Na visão de Frederico Amado, andou bem o legislador ao nao definir genericamente o que é considerado como uso insignificante da água para fins de dispensa de outorga, uma vez que essa análise deve ser casuística.
Ademais, insta lembrar que a concessão de outorga nao dispensa o prévio licenciamento ambiental, inclusive a elaboração do EIA-RIMA, caso a atividade seja apta a causar significativa degradação ambiental.
Por fim, a outorga de uso de recursos hídricos é pressuposto para a concessão da licença de instalação e de operação para empreendimentos que utilizem recursos hídricos acima dos limites de isenção, devendo ser previamente exigida pelo órgão do SISNAMA.
3. Infrações Administrativas
A Lei de Recursos Hídricos previu várias condutas ilícitas consideradas como infrações administrativas, com o objetivo de evitar que condutas humanas afete esse importante recurso natural.
Dessa forma, buscou o legislador punir o degradador com sanções de advertência; ou imposição de multas (simples ou diárias) que variam de R$ 100,00 a R$ 10.000,00; ou embargo ( provisório ou definitivo)

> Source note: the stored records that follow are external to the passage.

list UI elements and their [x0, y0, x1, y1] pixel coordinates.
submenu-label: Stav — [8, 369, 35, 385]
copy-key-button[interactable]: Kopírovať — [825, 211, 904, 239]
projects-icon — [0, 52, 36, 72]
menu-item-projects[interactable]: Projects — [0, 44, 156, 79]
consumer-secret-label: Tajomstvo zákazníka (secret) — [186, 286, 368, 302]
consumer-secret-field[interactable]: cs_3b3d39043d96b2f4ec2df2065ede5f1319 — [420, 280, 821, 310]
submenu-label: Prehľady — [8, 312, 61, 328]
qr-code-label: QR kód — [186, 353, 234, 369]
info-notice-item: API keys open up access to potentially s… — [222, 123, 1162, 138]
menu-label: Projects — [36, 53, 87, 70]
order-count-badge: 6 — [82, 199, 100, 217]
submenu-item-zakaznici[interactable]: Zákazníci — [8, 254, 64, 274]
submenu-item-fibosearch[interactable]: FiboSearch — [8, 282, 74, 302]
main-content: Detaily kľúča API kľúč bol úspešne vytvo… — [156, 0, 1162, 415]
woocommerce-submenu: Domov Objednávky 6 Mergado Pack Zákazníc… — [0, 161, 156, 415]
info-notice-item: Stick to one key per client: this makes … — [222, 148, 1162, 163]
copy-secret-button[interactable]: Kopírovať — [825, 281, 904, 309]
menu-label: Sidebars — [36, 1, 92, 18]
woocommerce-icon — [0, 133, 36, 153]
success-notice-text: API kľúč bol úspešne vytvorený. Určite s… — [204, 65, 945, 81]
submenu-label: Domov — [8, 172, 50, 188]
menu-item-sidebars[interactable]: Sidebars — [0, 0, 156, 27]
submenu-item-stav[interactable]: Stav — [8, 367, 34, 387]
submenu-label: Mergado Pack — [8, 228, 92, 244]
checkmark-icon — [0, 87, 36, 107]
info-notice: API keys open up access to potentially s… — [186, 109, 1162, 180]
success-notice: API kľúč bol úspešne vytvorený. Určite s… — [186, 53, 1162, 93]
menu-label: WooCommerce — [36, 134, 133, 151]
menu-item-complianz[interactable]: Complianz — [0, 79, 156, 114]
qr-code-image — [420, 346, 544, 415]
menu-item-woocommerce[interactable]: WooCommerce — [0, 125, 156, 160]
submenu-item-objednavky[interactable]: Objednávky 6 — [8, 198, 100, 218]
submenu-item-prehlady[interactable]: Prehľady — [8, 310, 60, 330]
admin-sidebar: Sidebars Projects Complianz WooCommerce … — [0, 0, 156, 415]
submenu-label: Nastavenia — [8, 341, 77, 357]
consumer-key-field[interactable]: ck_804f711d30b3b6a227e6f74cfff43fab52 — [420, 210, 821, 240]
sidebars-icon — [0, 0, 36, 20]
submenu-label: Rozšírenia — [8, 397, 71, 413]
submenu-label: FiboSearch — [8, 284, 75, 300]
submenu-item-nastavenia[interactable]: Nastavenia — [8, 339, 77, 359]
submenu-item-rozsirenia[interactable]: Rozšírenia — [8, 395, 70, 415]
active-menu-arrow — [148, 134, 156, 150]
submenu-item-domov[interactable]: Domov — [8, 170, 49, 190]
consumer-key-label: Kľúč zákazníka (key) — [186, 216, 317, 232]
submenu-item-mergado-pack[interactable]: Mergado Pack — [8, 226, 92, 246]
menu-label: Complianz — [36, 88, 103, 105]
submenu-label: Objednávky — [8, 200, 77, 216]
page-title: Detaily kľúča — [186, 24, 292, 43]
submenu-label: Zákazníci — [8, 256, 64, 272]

Assim, por exemplo, constitui sanção administrativa:
I - derivar ou utilizar recursos hídricos para qualquer finalidade, sem a respectiva outorga de direito de uso;
II - iniciar a implantação ou implantar empreendimento relacionado com a derivação ou a utilização de recursos hídricos, superficiais ou subterrâneos, que implique alterações no regime, quantidade ou qualidade dos mesmos, sem autorização dos órgãos ou entidades competentes;
IV - utilizar-se dos recursos hídricos ou executar obras ou serviços relacionados com os mesmos em desacordo com as condições estabelecidas na outorga;
V - perfurar poços para extração de água subterrânea ou operá-los sem a devida autorização;
VI - fraudar as medições dos volumes de água utilizados ou declarar valores diferentes dos medidos;
VII - infringir normas estabelecidas no regulamento desta Lei e nos regulamentos administrativos, compreendendo instruções e procedimentos fixados pelos órgãos ou entidades competentes;
VIII - obstar ou dificultar a ação fiscalizadora das autoridades competentes no exercício de suas funções.